Use Cases
This is a growing list of Use Cases of HMC's solutions applied. More will be added soon. Stay tuned!
HMC has direct access to scientific use cases within the Helmholtz research fields where example implementation generates transferable results. We strive to feed back our experience with these metadata concepts to national and international RDM working groups. This disseminates developed solutions as well as lessons learned and transfers this knowledge to stakeholders outside of Helmholtz.
You can search the examples using keywords or filter them using the tags listed below.
A4 instrument to data publication
Hub matter curated data from the decommissioned A4 experiment, making it FAIR (Findable, Accessible, Interoperable, Reusable) and providing a blueprint for similar experiments. The project has now become a peer-advisory forum with PUNCH4NFDI for data management in ongoing experiments, welcoming participation from all.

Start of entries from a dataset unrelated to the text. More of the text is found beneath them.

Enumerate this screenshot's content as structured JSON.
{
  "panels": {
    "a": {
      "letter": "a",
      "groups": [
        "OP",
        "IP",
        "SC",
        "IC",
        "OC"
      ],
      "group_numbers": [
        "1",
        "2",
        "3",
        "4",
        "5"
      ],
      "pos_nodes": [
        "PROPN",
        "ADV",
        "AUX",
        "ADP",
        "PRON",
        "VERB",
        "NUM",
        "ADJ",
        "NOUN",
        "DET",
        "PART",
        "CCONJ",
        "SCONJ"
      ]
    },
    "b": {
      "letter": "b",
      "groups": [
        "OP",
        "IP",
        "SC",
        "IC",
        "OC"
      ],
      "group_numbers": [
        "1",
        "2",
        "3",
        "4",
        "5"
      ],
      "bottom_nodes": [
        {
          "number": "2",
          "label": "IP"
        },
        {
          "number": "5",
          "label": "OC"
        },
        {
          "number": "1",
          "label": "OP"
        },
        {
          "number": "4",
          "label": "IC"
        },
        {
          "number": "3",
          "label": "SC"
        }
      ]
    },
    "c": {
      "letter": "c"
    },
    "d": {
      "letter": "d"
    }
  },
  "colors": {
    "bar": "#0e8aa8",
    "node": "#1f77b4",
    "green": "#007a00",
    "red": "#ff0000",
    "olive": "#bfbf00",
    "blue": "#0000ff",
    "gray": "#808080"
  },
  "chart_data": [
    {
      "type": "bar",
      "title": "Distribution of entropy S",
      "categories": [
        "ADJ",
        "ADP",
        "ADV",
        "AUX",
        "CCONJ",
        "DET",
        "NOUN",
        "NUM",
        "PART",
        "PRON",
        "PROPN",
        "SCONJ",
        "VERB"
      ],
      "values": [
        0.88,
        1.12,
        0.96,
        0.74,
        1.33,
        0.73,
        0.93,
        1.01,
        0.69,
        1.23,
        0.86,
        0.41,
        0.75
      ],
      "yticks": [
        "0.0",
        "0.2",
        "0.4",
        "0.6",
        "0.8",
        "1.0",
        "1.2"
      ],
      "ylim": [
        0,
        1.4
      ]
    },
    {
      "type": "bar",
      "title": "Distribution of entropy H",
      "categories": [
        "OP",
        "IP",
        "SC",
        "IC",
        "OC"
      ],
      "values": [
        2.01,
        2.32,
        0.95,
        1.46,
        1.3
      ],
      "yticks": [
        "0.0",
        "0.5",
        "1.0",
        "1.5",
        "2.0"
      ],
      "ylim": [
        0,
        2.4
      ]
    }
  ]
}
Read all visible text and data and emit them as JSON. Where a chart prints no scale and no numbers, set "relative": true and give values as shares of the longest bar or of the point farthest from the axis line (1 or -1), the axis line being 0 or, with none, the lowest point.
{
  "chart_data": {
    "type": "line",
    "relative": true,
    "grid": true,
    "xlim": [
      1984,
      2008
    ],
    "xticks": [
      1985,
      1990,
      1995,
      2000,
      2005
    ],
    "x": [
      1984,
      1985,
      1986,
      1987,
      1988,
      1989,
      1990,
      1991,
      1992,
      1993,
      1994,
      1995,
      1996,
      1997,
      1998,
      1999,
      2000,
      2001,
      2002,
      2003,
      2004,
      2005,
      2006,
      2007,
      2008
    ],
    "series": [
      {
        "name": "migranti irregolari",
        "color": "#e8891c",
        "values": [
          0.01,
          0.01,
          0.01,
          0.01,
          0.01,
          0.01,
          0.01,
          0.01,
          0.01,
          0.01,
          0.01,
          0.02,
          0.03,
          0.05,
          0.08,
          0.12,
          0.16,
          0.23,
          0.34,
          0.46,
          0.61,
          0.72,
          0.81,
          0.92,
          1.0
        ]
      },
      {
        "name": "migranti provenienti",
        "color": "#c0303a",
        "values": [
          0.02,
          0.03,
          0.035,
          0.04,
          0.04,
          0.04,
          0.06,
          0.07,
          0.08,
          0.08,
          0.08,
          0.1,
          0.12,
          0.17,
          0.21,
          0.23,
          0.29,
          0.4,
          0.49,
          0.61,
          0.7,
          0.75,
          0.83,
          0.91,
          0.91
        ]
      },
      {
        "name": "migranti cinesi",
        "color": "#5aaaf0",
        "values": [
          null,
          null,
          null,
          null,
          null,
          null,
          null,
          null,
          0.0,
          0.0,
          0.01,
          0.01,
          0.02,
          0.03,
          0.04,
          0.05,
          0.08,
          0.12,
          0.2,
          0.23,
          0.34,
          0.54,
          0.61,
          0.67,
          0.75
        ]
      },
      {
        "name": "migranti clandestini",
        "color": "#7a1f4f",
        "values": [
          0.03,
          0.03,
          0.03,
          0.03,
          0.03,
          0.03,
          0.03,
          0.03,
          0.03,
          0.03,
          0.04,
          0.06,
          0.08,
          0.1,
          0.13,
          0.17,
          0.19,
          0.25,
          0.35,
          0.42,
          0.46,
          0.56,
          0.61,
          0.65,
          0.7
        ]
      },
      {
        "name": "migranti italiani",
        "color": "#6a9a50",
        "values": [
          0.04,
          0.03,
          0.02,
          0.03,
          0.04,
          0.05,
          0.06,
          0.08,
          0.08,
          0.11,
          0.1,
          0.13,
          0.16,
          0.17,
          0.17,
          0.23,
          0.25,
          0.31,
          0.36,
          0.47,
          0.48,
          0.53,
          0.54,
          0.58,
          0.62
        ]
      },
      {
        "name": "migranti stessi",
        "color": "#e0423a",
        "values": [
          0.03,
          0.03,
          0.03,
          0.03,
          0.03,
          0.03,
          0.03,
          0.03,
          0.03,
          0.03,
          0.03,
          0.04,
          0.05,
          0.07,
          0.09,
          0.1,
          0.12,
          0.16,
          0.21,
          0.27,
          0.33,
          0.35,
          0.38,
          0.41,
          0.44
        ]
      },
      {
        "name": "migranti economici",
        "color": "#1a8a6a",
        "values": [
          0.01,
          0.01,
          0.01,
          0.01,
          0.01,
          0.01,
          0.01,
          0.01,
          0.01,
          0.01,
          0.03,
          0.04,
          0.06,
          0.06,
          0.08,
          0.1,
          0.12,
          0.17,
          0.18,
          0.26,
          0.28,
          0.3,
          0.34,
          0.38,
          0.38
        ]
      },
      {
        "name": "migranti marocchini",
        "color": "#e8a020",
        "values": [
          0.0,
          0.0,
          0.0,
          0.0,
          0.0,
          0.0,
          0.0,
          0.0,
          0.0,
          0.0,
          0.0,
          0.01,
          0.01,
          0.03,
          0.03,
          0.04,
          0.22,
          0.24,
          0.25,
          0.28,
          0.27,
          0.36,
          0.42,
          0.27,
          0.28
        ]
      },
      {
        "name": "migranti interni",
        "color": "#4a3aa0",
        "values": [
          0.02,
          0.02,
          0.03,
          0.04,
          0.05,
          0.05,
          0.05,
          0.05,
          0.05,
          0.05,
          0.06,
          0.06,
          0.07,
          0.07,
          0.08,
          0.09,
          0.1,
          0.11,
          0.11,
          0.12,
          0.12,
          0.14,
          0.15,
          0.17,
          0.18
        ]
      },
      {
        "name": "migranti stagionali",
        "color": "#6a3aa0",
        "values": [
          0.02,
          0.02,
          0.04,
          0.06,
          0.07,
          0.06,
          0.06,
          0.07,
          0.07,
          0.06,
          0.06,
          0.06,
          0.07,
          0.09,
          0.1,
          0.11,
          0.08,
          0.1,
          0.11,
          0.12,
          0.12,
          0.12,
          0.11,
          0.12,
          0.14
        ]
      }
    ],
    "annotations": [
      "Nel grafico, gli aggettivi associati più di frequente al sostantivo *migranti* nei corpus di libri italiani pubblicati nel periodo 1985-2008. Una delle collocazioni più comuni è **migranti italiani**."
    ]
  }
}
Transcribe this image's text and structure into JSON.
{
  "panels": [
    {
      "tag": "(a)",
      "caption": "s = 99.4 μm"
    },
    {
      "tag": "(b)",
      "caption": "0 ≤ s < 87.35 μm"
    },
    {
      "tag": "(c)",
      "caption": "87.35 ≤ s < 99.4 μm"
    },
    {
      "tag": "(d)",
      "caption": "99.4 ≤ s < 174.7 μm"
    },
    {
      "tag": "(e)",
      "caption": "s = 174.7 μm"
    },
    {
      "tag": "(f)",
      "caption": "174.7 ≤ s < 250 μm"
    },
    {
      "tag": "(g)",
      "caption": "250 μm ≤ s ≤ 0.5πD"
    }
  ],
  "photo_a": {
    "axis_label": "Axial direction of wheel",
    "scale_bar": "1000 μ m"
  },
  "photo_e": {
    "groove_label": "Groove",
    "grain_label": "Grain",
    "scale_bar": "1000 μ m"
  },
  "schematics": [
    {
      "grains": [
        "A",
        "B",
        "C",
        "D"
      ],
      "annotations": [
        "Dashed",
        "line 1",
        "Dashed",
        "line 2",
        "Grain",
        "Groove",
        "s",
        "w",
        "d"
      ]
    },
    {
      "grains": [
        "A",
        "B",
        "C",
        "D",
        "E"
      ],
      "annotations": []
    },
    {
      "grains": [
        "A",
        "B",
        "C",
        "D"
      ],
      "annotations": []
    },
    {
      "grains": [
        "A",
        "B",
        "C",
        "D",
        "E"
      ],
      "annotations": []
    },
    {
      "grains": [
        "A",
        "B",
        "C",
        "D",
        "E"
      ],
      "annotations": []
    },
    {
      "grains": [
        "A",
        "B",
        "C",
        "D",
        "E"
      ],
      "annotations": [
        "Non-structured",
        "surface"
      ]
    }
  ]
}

Development of a Photovoltaic System
We developed a novel approach to integrate FAIR digital objects (FDO) and ontologies as metadata models to support data access for energy researchers, energy research applications, operational applications, and energy information systems. We employed a photovoltaic system as a conceptual example. The goal of the PV system project is to provide a complete description of an existing PV system in digital, machine-readable, and FAIR form to support system operators.
Enabling FAIR Metadata Management on the European Level by using HMC Base Services
NEP made available for its users MetaRepo, an instance of the MetaStore, which offers a generic metadata repository and metadata schema registry. It enables data curators to register metadata schemas in one of the supported formats (XML Schema Definition or JSON Schema), and it allows users to store metadata documents, linked to the datasets they describe.
FAIR Digital Object Application Case: Composing Machine Learning Training Data
Collecting data from different storages and using it to compose a training data set for Machine Learning (ML) is a time-consuming task. Even if FAIR principles are fulfilled, scientists still need to perform several steps to obtain a ready-to-use training dataset. This application case presents a solution for supporting scientists while relabeling training datasets for ML by representing their single elements as FAIR Digital Objects (FDOs).
Making FAIR vocabularies Findable – VocPopuli and PIDA
Within the MetaCook project funded by HMC, the team at KIT and Hereon is developing VocPopuli - a tool for the collaborative development and harmonization of domain terminologies. HMC's PID service "PIDA" supports content negotiation for findable and harmonized vocabularies.